Others highlight the wider ripple effects:

“I have expanded my creative network beyond my existing bubble.”

“This has increased my motivation and confidence, and given me a boost of joy!”

The combination of casual, caring network events and a simple, well‑designed bursary scheme has begun to chip away at the “invisible walls” many Manchester artists described at the start of the programme.

6. Learning for funders and commissioners

Manchester Artist Network and its Access Bursaries offer several clear lessons for funders and commissioners looking to support artists more equitably:

  • Small, flexible grants matter. Even modest amounts can unlock training, travel and materials that are otherwise out of reach – especially for artists balancing low incomes, caring roles and health conditions.

  • Design to remove unnecessary bureaucracy. Application and payment processes that are short, friendly and transparent send a powerful message of trust, particularly to people who have been put off by complex forms elsewhere.

  • Careful design of networking spaces changes who shows up. Removing loud music, forced icebreakers and rigid formats, and offering staff as in‑room “amplifiers”, can make the difference between an artist walking through the door or staying home.

  • Place matters. Taking events into neighbourhood venues across the city, and promoting them as casual, wellbeing-centred spaces, supports artists to engage close to home rather than travelling into the city centre. Crucially, it also directs investment into local venues, where hire fees can be significant in sustaining their ongoing activity, compared with larger, multi-use, publicly funded cultural spaces.

  • Listening is ongoing work. The programme began with conversations and continues to be shaped by feedback – from survey responses about barriers, to artists’ recommendations for future mentoring, subsidised training and studio access.

  • Relationships are part of the method.
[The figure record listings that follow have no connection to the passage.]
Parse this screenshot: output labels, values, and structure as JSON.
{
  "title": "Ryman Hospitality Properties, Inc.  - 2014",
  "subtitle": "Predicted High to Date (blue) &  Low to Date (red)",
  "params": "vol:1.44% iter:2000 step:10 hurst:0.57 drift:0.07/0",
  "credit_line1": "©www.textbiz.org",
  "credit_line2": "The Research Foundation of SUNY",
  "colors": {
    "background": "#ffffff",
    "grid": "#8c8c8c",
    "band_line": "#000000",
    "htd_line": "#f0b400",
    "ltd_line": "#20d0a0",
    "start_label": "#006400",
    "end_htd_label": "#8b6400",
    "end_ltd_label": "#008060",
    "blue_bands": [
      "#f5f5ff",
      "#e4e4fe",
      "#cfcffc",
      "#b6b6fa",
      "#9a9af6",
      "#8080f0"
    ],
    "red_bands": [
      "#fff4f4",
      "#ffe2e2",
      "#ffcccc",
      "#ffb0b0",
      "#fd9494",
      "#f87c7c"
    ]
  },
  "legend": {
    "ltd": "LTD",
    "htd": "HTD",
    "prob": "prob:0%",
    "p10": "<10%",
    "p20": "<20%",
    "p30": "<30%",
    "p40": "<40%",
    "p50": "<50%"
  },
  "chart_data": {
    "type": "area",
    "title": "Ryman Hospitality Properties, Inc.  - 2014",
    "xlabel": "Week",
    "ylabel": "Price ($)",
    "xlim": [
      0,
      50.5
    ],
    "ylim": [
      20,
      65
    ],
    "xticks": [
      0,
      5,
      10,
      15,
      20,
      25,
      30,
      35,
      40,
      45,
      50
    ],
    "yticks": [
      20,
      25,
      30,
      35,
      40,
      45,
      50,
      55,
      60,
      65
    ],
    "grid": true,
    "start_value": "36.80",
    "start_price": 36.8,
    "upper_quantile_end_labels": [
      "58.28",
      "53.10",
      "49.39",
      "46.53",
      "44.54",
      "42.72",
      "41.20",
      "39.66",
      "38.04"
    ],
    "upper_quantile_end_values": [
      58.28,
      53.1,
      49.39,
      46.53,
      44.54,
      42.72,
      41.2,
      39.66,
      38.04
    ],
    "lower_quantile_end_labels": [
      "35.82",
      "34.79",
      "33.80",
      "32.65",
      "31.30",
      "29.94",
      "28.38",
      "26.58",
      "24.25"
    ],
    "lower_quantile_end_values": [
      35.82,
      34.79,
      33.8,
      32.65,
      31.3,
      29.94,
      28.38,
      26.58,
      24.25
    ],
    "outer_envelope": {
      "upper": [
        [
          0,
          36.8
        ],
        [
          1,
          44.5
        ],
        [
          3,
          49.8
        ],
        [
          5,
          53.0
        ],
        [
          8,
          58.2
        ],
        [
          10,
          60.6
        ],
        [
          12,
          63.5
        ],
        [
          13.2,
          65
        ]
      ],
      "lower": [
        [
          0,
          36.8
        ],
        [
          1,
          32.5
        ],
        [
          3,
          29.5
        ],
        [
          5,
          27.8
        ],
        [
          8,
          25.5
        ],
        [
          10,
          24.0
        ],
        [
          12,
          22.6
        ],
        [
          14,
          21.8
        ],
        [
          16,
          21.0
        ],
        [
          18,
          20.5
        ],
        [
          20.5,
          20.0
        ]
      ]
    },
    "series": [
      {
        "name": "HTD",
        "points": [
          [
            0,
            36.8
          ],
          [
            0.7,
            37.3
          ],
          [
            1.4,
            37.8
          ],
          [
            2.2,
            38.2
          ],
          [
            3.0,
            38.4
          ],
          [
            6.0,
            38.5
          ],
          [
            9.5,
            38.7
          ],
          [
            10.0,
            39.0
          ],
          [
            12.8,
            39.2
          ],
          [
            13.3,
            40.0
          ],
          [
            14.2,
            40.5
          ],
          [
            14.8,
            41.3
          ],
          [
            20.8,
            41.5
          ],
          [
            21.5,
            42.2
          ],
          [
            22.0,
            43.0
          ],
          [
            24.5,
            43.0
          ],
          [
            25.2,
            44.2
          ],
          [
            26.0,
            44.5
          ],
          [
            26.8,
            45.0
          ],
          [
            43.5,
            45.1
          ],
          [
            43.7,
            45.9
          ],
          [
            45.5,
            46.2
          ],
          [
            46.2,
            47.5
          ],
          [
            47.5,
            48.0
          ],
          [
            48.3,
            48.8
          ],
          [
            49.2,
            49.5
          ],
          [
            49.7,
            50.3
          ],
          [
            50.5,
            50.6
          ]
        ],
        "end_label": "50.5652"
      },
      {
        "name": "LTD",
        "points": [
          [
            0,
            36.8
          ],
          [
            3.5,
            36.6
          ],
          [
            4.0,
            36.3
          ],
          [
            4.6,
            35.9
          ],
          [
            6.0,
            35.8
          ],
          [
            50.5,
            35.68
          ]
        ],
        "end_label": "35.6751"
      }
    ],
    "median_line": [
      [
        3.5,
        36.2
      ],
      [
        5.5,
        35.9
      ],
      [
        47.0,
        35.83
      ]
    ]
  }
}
A human approach alongside access adjustments can lower physical and psychological barriers and help build trust, agency and belonging.

As one participant put it:

“The bursary scheme is an excellent system. It provides direct support, and it goes towards supporting ongoing creative development… I am very grateful for the support you have offered. I hope this is the start of a process for supporting artists in the development of their practice in Manchester.”

7. What’s next?

Looking ahead, Manchester Artist Network and GM Arts Spirit are exploring how to:

  • Build on the success of small bursaries with deeper mentoring and training offers, especially for artists balancing full‑time non‑arts work or returning to practice.

  • Further extend the geographical reach of casual networking events, including more daytime and family‑friendly formats.

  • Share learning with other boroughs and networks interested in centring care, accessibility and artist‑led definitions of what “under‑represented” really means.

What began as an experiment in more caring, less intimidating networking is becoming a practical model for how to hold space with and for artists – one that combines warmth, rigour and trust in the people who make Greater Manchester’s cultural life possible.